The two kingdoms under the House of Bourbon of Spain
In 1734, in the aftermath of the War of the Polish Succession, Naples was reconquered by King Philip V of Spain, a Bourbon, who installed his younger son, Duke Charles of Parma, as King Charles VII of Naples, starting a cadet branch of the house of Bourbon. Adding to his Neapolitan possessions, he became also King of Sicily with the name of Charles V of Sicily the next year after Austria gave up Sicily and her pretensions to Naples in exchange for the Duchy of Parma and the Grand Duchy of Tuscany. This change of hands opened up a period of economic flourishing and social and political reforms, with many public projects and cultural initiatives directly started or inspired by the king. He remained King of Sicily until his accession to the Spanish throne as Charles III of Spain in 1759, the treaties with Austria forbidding a union of the Italian domains with the Crown of Spain
In Marineo Sicily, where my Bivona Family is from, is about 30 km from Palermo in Sicily.
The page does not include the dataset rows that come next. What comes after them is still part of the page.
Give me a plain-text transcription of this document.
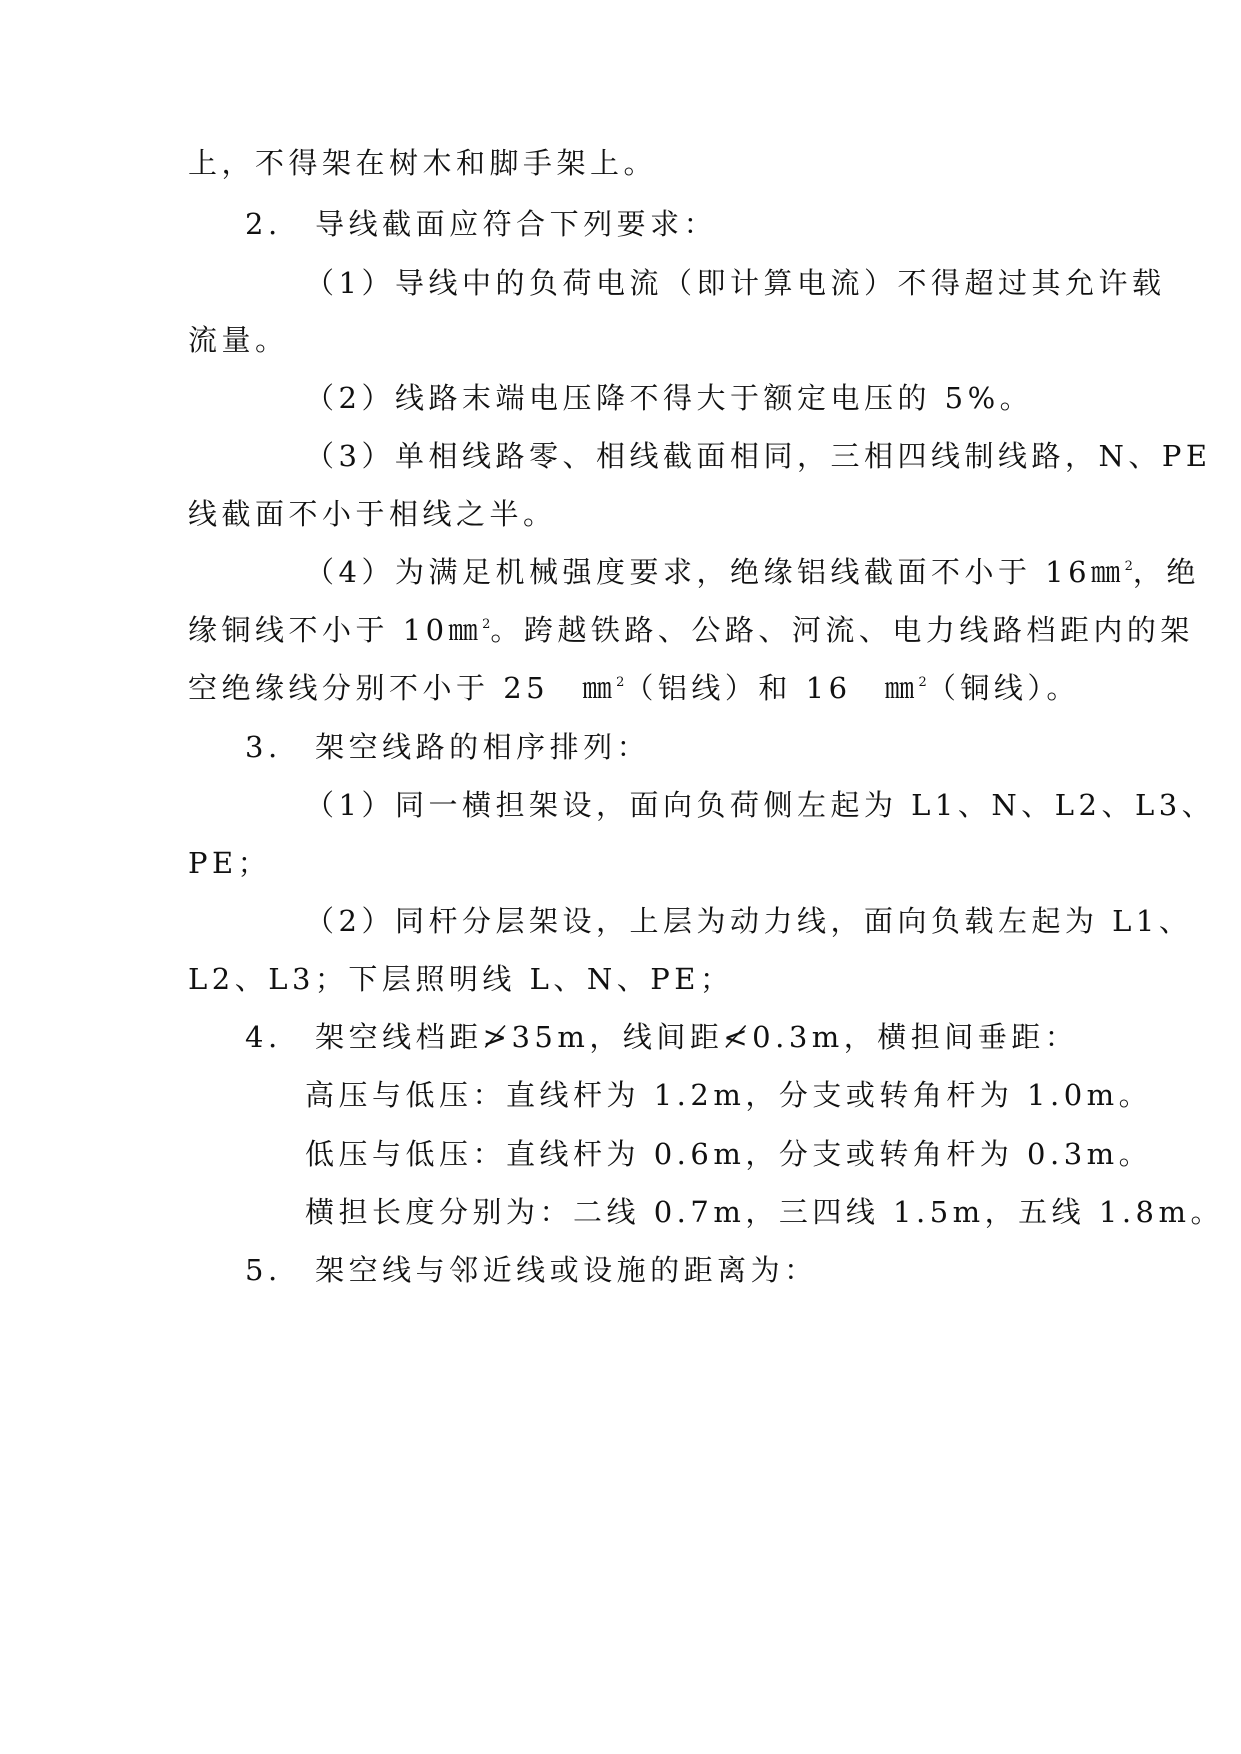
上，不得架在树木和脚手架上。
2.　导线截面应符合下列要求：
（1）导线中的负荷电流（即计算电流）不得超过其允许载
流量。
（2）线路末端电压降不得大于额定电压的 5%。
（3）单相线路零、相线截面相同，三相四线制线路，N、PE
线截面不小于相线之半。
（4）为满足机械强度要求，绝缘铝线截面不小于 16㎜$^2$，绝
缘铜线不小于 10㎜$^2$。跨越铁路、公路、河流、电力线路档距内的架
空绝缘线分别不小于 25　㎜$^2$（铝线）和 16　㎜$^2$（铜线）。
3.　架空线路的相序排列：
（1）同一横担架设，面向负荷侧左起为 L1、N、L2、L3、
PE；
（2）同杆分层架设，上层为动力线，面向负载左起为 L1、
L2、L3；下层照明线 L、N、PE；
4.　架空线档距≯35m，线间距≮0.3m，横担间垂距：
高压与低压：直线杆为 1.2m，分支或转角杆为 1.0m。
低压与低压：直线杆为 0.6m，分支或转角杆为 0.3m。
横担长度分别为：二线 0.7m，三四线 1.5m，五线 1.8m。
5.　架空线与邻近线或设施的距离为：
It is situated on a hillock surmounted by a big rock, “LA ROCCA”, called by poets “canine tooth of Sicily” or “Polyphemus’s tomb.
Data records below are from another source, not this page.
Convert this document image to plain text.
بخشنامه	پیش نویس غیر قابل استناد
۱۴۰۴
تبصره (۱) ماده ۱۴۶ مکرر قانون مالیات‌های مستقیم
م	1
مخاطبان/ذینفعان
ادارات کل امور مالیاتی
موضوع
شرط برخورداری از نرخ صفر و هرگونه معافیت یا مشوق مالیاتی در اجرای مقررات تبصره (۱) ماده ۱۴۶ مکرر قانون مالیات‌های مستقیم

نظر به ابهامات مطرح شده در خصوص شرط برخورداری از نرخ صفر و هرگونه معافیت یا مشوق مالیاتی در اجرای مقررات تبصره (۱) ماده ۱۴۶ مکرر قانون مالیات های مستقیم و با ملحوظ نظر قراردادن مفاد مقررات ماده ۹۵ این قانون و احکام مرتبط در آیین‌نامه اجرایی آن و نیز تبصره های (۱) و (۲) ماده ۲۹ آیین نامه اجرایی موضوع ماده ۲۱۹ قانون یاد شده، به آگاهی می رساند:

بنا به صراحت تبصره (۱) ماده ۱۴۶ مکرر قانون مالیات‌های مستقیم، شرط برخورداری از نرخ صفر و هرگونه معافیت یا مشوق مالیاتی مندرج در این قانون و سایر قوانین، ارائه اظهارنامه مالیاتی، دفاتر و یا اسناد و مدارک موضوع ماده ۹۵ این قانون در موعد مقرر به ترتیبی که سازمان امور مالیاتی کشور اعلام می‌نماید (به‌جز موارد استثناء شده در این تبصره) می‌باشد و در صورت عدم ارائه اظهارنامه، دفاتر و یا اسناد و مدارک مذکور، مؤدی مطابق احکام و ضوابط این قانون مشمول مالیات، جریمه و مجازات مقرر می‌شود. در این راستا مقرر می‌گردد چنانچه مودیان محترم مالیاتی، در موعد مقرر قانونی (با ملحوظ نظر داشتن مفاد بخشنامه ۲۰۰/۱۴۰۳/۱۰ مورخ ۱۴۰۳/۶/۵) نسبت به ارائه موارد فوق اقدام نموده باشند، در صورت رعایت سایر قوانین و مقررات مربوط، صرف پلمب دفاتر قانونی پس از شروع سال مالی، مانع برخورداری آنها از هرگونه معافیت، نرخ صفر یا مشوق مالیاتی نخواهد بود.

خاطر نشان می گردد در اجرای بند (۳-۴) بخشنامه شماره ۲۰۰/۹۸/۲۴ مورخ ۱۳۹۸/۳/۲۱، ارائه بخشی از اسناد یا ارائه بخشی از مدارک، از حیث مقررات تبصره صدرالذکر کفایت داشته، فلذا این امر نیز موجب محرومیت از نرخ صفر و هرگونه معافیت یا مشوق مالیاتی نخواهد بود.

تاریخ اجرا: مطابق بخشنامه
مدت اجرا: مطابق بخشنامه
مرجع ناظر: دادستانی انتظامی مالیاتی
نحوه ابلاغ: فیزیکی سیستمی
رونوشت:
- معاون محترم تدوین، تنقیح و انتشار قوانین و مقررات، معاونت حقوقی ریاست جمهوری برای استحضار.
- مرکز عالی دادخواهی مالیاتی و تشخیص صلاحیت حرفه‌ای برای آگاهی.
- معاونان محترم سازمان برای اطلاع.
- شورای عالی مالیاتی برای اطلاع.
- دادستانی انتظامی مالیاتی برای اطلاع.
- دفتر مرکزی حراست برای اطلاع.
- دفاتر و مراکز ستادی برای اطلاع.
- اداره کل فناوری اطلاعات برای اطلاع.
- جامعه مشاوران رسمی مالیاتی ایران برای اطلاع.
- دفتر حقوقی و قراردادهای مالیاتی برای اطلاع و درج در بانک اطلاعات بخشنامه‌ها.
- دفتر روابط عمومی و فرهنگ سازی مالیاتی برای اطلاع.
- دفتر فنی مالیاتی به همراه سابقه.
Marineo has ancient origins thanks to the presence of the river Eleuterio.
This village, first founded in 1550, has ancient origins thanks to the presence of the river Eleuterio which during the course of history offered fertile ground for many settlements.
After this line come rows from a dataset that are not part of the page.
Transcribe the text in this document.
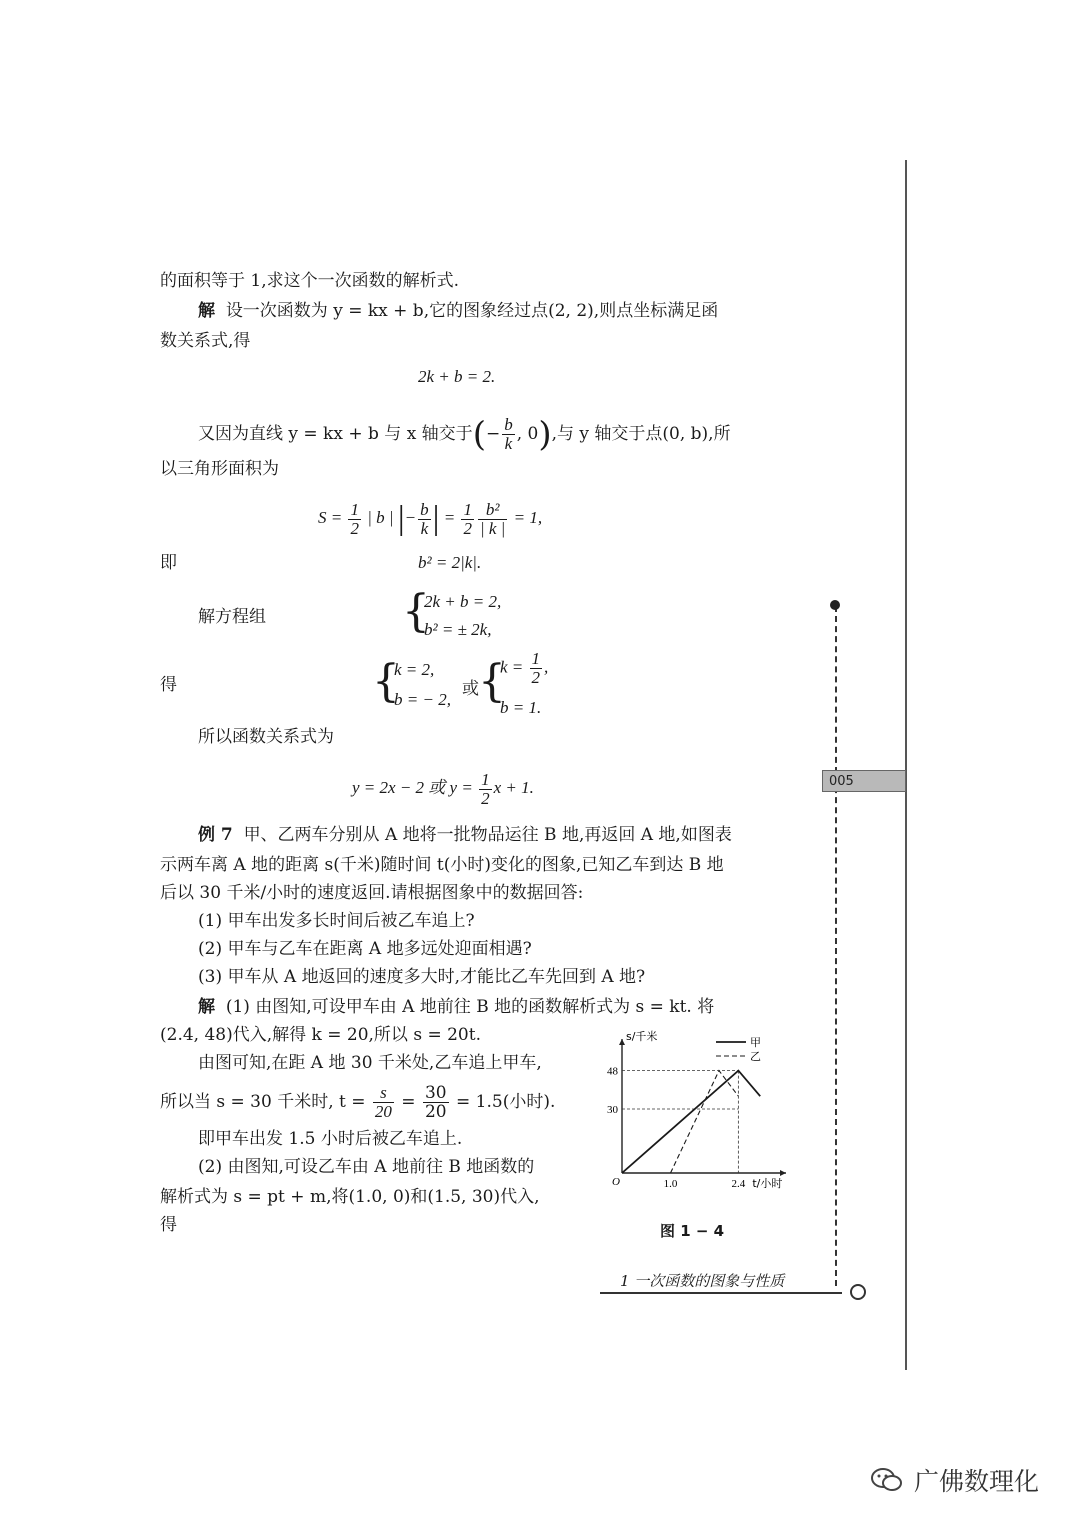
005
的面积等于 1,求这个一次函数的解析式.
解 设一次函数为 y = kx + b,它的图象经过点(2, 2),则点坐标满足函
数关系式,得
2k + b = 2.
又因为直线 y = kx + b 与 x 轴交于(− $\frac{b}{k}$ , 0),与 y 轴交于点(0, b),所
以三角形面积为
$S = \frac{1}{2}$ | b | |− $\frac{b}{k}$ | = $\frac{1}{2} \frac{\text{b²}}{| k |} = 1$,
即	b² = 2|k|.
解方程组	{
2k + b = 2,
b² = ± 2k,
得	{
k = 2,
b = − 2,
或 {
$k = \frac{1}{2}$ ,
b = 1.
所以函数关系式为
y = 2x − 2 或 $y = \frac{1}{2}$ x + 1.
例 7 甲、乙两车分别从 A 地将一批物品运往 B 地,再返回 A 地,如图表
示两车离 A 地的距离 s(千米)随时间 t(小时)变化的图象,已知乙车到达 B 地
后以 30 千米/小时的速度返回.请根据图象中的数据回答:
(1) 甲车出发多长时间后被乙车追上?
(2) 甲车与乙车在距离 A 地多远处迎面相遇?
(3) 甲车从 A 地返回的速度多大时,才能比乙车先回到 A 地?
解 (1) 由图知,可设甲车由 A 地前往 B 地的函数解析式为 s = kt. 将
(2.4, 48)代入,解得 k = 20,所以 s = 20t.
由图可知,在距 A 地 30 千米处,乙车追上甲车,
所以当 s = 30 千米时, $t = \frac{s}{20} = \frac{30}{20} = 1.5$(小时).
即甲车出发 1.5 小时后被乙车追上.
(2) 由图知,可设乙车由 A 地前往 B 地函数的
解析式为 s = pt + m,将(1.0, 0)和(1.5, 30)代入,
得
30
48
1.0	2.4
O	t/小时
s/千米	甲
乙
图 1 − 4
1 一次函数的图象与性质
广佛数理化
In 1549, Nicola di Amari, who held the feud in emphyteusis, gave it to Francesco Beccadelli Bologna. This nobleman received a “licentia populandi” (a license to found a new village), by Emperor Charles the castle, the Cross Church and the Cathedral to be built.
There are lots of attractions to be seen in this charming village, the Castello Beccadelli was built in 1553 and houses the Archaeological Regional Museum of Valle Euterio which displays precious archaeological findings from the Montagnola and the Valley of the Eleuterio. There is also fascinating graves from the Roman period discovered in the district of Sant’Agata. Another significant archaeological site is Makella where there have been lots of findings dating back to the Iron period. Moreover, the Santuario della Madonna della Dayna is a marvellous church that watches over the village from the top of the rock. Built-in 1400 it was restored after World War II.
Some rare fragments of pottery found there date back to VIII century B.C. So we know this area has been inhabited for centuries and is quite ancient.
It was a native center, influenced by Punic and Greek domination. After the Roman conquest, it began declining and in the end disappeared before the Arabian conquest.
Arabian people lived in this place, and then also the Norman people occupied the hill. In the middle of the XIV century, because of the fights between Latin and Catalan armies in Sicily, the site was deserted and the city disappeared forever.
Today, its’ a village of about 7,000 people, friendly, easy going, and lovely to visit.
Walking along the river Eleutero you can find some ruins of ancient mills, Mulinello and Ex Mulino Nuovo, immersed in prominent vegetation, they are considered a significant testimony of the agricultural traditions of this village.
From Marineo it’s also possible to reach the Nature Reserve of Ficuzza where there are lots of natural paths full of Mediterranean vegetation. The Gole dello Stretto path is a fascinating but difficult hike, it goes up the river Eleutero and climbs back along a gorge carved between two hills that offers visitors a beautiful panorama.